I compact disk, ce ne sono un centinaio tutti sparsi tra il portabagagli e le tasche dei quattro sportelli. Se per disgrazia ne vuoi ascoltare uno devi pregare che il caso a furia di girare lo abbia rimesso nella custodia giusta. Ho ascoltato per un mese di seguito tutti i successi di Lucio Dalla quando invece avevo preso il disco dei Led Zeppelin che ovviamente non erano più al loro posto tanto meno al posto di Lucio Dalla ma ospiti del doppio di Giorgio Gaber Teatro canzone.
I Clash vivono stabilmente nella custodia dei Doors e viceversa, uno scambio alla pari ormai consolidato da anni.
I Red Hot Chilly Peppers sono spariti già da tempo e allora la loro custodia è diventata stabile albergo per Rino Gaetano ribattezzato il paguro.
Jonny Cash, Tom Waits e De Andre’, ma solo Anime Salve, resistono.
Resistono anche, ma sul cruscotto, una rosa ed un ramoscello di mimose.

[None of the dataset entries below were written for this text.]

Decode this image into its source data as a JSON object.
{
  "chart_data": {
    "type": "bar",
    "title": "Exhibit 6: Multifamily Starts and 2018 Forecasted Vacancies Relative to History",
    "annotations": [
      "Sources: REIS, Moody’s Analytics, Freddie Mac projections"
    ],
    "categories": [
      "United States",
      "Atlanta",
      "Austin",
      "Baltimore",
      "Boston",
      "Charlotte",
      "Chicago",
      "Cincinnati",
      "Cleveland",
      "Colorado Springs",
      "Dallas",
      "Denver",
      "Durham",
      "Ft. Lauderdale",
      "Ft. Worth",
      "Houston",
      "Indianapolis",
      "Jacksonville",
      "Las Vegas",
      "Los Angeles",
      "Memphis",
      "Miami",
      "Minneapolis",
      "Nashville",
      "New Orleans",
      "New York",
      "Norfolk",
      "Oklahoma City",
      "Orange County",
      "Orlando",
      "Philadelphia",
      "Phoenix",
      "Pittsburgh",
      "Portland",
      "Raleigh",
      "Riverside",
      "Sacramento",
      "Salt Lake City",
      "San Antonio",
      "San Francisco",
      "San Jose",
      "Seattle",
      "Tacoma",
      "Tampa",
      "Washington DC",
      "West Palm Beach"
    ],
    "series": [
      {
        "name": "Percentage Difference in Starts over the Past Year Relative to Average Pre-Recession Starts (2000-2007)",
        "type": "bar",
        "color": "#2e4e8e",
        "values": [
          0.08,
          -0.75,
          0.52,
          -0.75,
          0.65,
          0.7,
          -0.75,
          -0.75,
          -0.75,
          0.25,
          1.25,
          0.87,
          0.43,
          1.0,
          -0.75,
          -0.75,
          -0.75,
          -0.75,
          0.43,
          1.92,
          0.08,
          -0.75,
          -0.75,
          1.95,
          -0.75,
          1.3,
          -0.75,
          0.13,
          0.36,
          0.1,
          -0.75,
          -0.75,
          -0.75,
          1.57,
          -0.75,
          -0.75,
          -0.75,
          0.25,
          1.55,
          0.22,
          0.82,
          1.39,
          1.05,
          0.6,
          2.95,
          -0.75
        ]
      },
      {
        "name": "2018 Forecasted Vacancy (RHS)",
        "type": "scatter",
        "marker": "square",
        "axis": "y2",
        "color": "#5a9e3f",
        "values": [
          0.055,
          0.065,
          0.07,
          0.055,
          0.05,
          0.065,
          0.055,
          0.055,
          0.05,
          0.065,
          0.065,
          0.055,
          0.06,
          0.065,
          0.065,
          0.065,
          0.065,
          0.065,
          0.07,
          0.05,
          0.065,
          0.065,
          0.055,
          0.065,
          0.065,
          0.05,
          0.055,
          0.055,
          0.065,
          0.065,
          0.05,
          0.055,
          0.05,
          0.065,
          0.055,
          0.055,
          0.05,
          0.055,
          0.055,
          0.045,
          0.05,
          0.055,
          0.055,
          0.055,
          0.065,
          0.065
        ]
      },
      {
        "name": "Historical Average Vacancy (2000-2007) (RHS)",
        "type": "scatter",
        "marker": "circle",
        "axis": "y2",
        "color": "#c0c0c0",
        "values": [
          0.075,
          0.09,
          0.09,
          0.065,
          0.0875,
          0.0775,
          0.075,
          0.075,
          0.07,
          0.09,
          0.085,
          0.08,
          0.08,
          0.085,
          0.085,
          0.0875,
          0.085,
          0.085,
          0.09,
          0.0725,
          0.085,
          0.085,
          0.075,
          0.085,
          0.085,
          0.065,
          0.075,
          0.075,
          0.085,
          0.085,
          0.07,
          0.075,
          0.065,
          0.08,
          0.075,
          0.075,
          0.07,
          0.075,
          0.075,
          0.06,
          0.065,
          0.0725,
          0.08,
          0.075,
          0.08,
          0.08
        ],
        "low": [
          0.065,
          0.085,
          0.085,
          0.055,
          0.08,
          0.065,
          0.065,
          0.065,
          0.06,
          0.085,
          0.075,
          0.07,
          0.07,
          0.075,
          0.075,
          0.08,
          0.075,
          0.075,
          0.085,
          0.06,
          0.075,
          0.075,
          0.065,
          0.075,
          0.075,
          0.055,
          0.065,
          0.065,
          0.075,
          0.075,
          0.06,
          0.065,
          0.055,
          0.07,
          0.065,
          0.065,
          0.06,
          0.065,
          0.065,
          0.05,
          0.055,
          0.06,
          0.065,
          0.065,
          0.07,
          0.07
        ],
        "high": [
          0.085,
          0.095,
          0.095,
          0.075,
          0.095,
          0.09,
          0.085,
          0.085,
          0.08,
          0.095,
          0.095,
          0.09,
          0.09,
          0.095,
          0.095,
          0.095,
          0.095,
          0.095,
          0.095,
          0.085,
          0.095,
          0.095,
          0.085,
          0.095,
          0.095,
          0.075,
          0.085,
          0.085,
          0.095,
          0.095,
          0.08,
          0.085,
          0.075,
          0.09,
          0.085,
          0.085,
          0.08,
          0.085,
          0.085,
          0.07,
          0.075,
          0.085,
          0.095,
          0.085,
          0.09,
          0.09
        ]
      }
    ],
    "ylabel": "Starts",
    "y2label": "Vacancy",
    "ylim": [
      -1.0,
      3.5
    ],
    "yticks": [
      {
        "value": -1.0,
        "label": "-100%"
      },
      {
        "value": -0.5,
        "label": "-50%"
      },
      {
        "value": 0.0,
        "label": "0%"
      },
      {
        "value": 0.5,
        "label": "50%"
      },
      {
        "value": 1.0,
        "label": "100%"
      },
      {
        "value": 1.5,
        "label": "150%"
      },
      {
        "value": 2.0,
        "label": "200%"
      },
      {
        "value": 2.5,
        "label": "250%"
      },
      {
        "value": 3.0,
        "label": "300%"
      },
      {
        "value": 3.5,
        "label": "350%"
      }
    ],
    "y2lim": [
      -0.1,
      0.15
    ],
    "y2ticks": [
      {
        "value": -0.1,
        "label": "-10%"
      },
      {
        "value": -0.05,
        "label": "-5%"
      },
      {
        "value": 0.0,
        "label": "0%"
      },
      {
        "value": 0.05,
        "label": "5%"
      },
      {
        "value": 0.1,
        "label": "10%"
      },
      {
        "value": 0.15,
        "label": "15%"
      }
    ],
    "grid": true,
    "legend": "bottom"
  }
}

Vietato toccare che magari si smaterializzano.
Che poi sotto il pianale del portabagagli che funge da coperchio c’è pure il vano del ruotino, uno scrigno praticamente.
Se non ricordo male, l’ultima volta che l’ho aperto, c’erano dentro un pungyball sgonfio di Decathlon, un libriccino di una messa del 1983 con la copertina di plastica trasparente, ricordo di mia nonna preso in prestito da Riccardo ed una bottiglia di Prosec, il vino dolce croato che a naso sta lì dal 2013 e il cui contenuto ormai farà i buchi per terra, essendosi arroventato, ghiacciato, arroventato, ghiacciato, arroventato, ghiacciato, arroventato, ghiacciato, arroventato.

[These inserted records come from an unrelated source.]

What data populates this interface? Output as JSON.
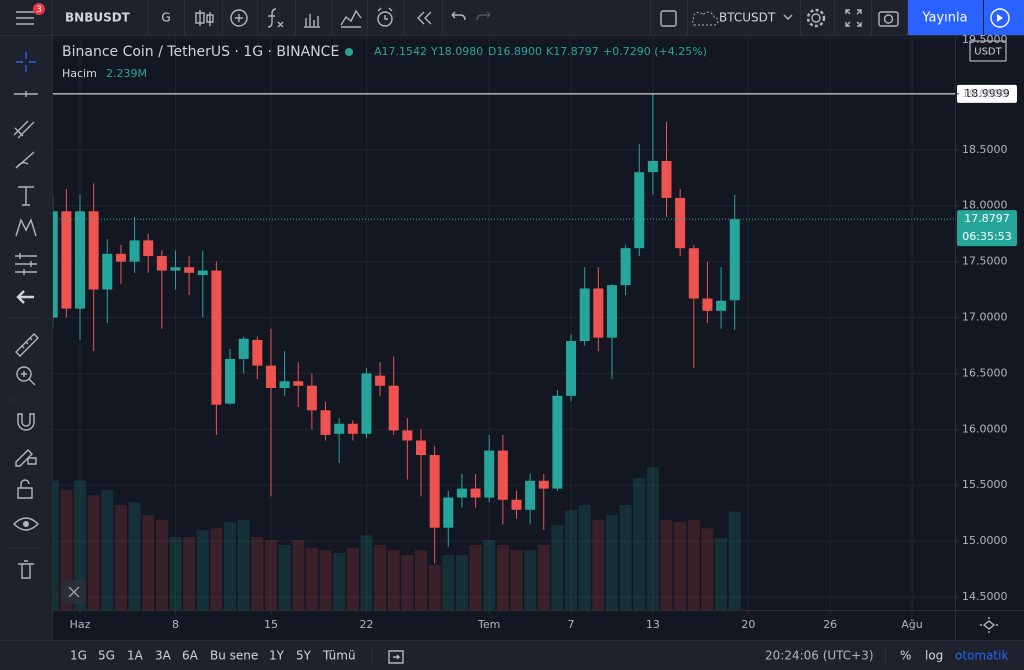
{
  "toolbar": {
    "badge": "3",
    "symbol": "BNBUSDT",
    "interval": "G",
    "compare_symbol": "BTCUSDT",
    "publish": "Yayınla"
  },
  "legend": {
    "title": "Binance Coin / TetherUS · 1G · BINANCE",
    "ohlc": [
      "A17.1542",
      "Y18.0980",
      "D16.8900",
      "K17.8797"
    ],
    "change": "+0.7290 (+4.25%)",
    "volume_name": "Hacim",
    "volume_readout": "2.239M"
  },
  "bottom_bar": {
    "ranges": [
      "1G",
      "5G",
      "1A",
      "3A",
      "6A",
      "Bu sene",
      "1Y",
      "5Y",
      "Tümü"
    ],
    "clock": "20:24:06 (UTC+3)",
    "percent": "%",
    "log": "log",
    "auto": "otomatik"
  },
  "chart_data": {
    "type": "candlestick",
    "currency": "USDT",
    "up_color": "#26a69a",
    "down_color": "#ef5350",
    "grid": true,
    "x": [
      -2,
      -1,
      0,
      1,
      2,
      3,
      4,
      5,
      6,
      7,
      8,
      9,
      10,
      11,
      12,
      13,
      14,
      15,
      16,
      17,
      18,
      19,
      20,
      21,
      22,
      23,
      24,
      25,
      26,
      27,
      28,
      29,
      30,
      31,
      32,
      33,
      34,
      35,
      36,
      37,
      38,
      39,
      40,
      41,
      42,
      43,
      44,
      45,
      46,
      47,
      48
    ],
    "open": [
      17.0,
      17.95,
      17.08,
      17.95,
      17.25,
      17.57,
      17.5,
      17.69,
      17.55,
      17.42,
      17.45,
      17.38,
      17.42,
      16.23,
      16.63,
      16.8,
      16.57,
      16.37,
      16.43,
      16.39,
      16.17,
      15.96,
      16.05,
      15.96,
      16.48,
      16.39,
      15.99,
      15.9,
      15.77,
      15.12,
      15.39,
      15.47,
      15.39,
      15.81,
      15.37,
      15.28,
      15.54,
      15.47,
      16.3,
      16.79,
      17.26,
      16.82,
      17.29,
      17.62,
      18.3,
      18.4,
      18.07,
      17.62,
      17.17,
      17.06,
      17.1542
    ],
    "high": [
      18.1,
      18.15,
      18.1,
      18.2,
      17.7,
      17.65,
      17.9,
      17.75,
      17.6,
      17.6,
      17.55,
      17.6,
      17.5,
      16.72,
      16.83,
      16.83,
      16.9,
      16.7,
      16.6,
      16.5,
      16.25,
      16.1,
      16.08,
      16.55,
      16.6,
      16.65,
      16.1,
      16.0,
      15.85,
      15.45,
      15.6,
      15.6,
      15.95,
      15.95,
      15.45,
      15.6,
      15.6,
      16.35,
      16.85,
      17.45,
      17.45,
      17.3,
      17.65,
      18.55,
      18.9999,
      18.75,
      18.15,
      17.65,
      17.5,
      17.45,
      18.098
    ],
    "low": [
      16.9,
      17.0,
      16.8,
      16.7,
      16.95,
      17.3,
      17.4,
      17.4,
      16.9,
      17.25,
      17.2,
      17.0,
      15.95,
      16.22,
      16.5,
      16.45,
      15.4,
      16.3,
      16.2,
      16.0,
      15.9,
      15.7,
      15.9,
      15.92,
      16.3,
      15.95,
      15.55,
      15.4,
      14.8,
      14.95,
      15.3,
      15.3,
      15.35,
      15.15,
      15.2,
      15.15,
      15.1,
      15.45,
      16.25,
      16.75,
      16.7,
      16.45,
      17.2,
      17.55,
      18.1,
      17.9,
      17.55,
      16.55,
      16.95,
      16.9,
      16.89
    ],
    "close": [
      17.95,
      17.08,
      17.95,
      17.25,
      17.57,
      17.5,
      17.69,
      17.55,
      17.42,
      17.45,
      17.4,
      17.42,
      16.22,
      16.63,
      16.81,
      16.57,
      16.37,
      16.43,
      16.39,
      16.17,
      15.95,
      16.05,
      15.96,
      16.5,
      16.39,
      15.99,
      15.9,
      15.77,
      15.12,
      15.39,
      15.47,
      15.39,
      15.81,
      15.37,
      15.28,
      15.54,
      15.47,
      16.3,
      16.79,
      17.26,
      16.82,
      17.29,
      17.62,
      18.3,
      18.4,
      18.07,
      17.62,
      17.17,
      17.06,
      17.15,
      17.8797
    ],
    "volume": {
      "name": "Hacim",
      "values": [
        2.95,
        2.73,
        2.95,
        2.61,
        2.73,
        2.39,
        2.45,
        2.16,
        2.05,
        1.66,
        1.66,
        1.82,
        1.86,
        2.0,
        2.05,
        1.66,
        1.59,
        1.48,
        1.59,
        1.41,
        1.36,
        1.3,
        1.41,
        1.7,
        1.48,
        1.36,
        1.25,
        1.36,
        1.02,
        1.25,
        1.25,
        1.48,
        1.59,
        1.48,
        1.36,
        1.36,
        1.48,
        1.93,
        2.27,
        2.39,
        2.05,
        2.16,
        2.39,
        3.0,
        3.25,
        2.05,
        2.0,
        2.05,
        1.86,
        1.64,
        2.239
      ]
    },
    "volume_ylim": [
      0,
      13.07
    ],
    "xlim": [
      -1.98,
      64.15
    ],
    "xticks": [
      {
        "value": 0,
        "label": "Haz"
      },
      {
        "value": 7,
        "label": "8"
      },
      {
        "value": 14,
        "label": "15"
      },
      {
        "value": 21,
        "label": "22"
      },
      {
        "value": 30,
        "label": "Tem"
      },
      {
        "value": 36,
        "label": "7"
      },
      {
        "value": 42,
        "label": "13"
      },
      {
        "value": 49,
        "label": "20"
      },
      {
        "value": 55,
        "label": "26"
      },
      {
        "value": 61,
        "label": "Ağu"
      }
    ],
    "ylim": [
      14.384,
      19.518
    ],
    "yticks": [
      {
        "value": 14.5,
        "label": "14.5000"
      },
      {
        "value": 15,
        "label": "15.0000"
      },
      {
        "value": 15.5,
        "label": "15.5000"
      },
      {
        "value": 16,
        "label": "16.0000"
      },
      {
        "value": 16.5,
        "label": "16.5000"
      },
      {
        "value": 17,
        "label": "17.0000"
      },
      {
        "value": 17.5,
        "label": "17.5000"
      },
      {
        "value": 18,
        "label": "18.0000"
      },
      {
        "value": 18.5,
        "label": "18.5000"
      },
      {
        "value": 19,
        "label": "19.0000"
      },
      {
        "value": 19.5,
        "label": "19.5000"
      }
    ],
    "horizontal_line": 18.9999,
    "last_price": 17.8797,
    "countdown": "06:35:53"
  }
}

Se ne ho voglia, libero anche lo scrigno ma sotto i sedili non ci guardo che quando ho venduto la macchina vecchia, ci stavano due wurstel monchi rinsecchiti ed una patatina fritta a bastoncino.
Quando li vidi, pensai alla Luisona la mitica pasta stantia meramente ornamentale di Bar Sport con la differenza che i reperti alimentari presenti nella mia macchina erano salati e non incutevano lo stesso timore riverenziale.

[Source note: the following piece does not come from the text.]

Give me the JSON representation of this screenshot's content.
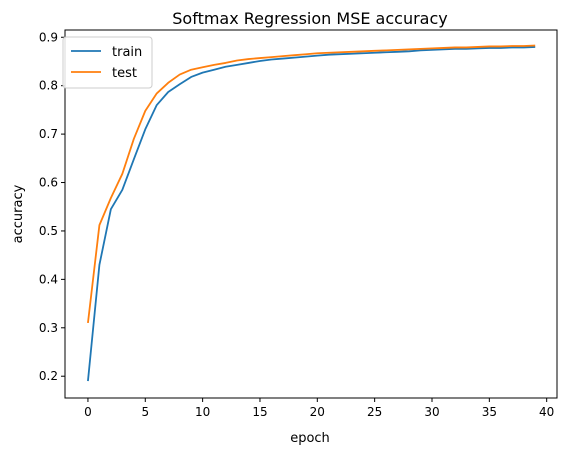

Insomma, sabato laverò la macchina e un po’ di ricordi. Per tutta la prossima settimana avremo l’impressione di aver sbagliato Mercedes ché all’Aquila ne girano più delle Panda.
Capiremo che è la nostra solo rimirando le fiancate mirabilmente ricamate ed i bozzi ed il logo incastonato nella mascherina che un simpatico avventore ha rotto il terzo giorno dal mio acquisto.
Ricompariranno timidamente, tra una decina di giorni, le carte dei panini e le briciole sui sedili. E pian piano tutta casa.
E le racchette per fare trekking ché d’estate si sa, la montagna non scappa.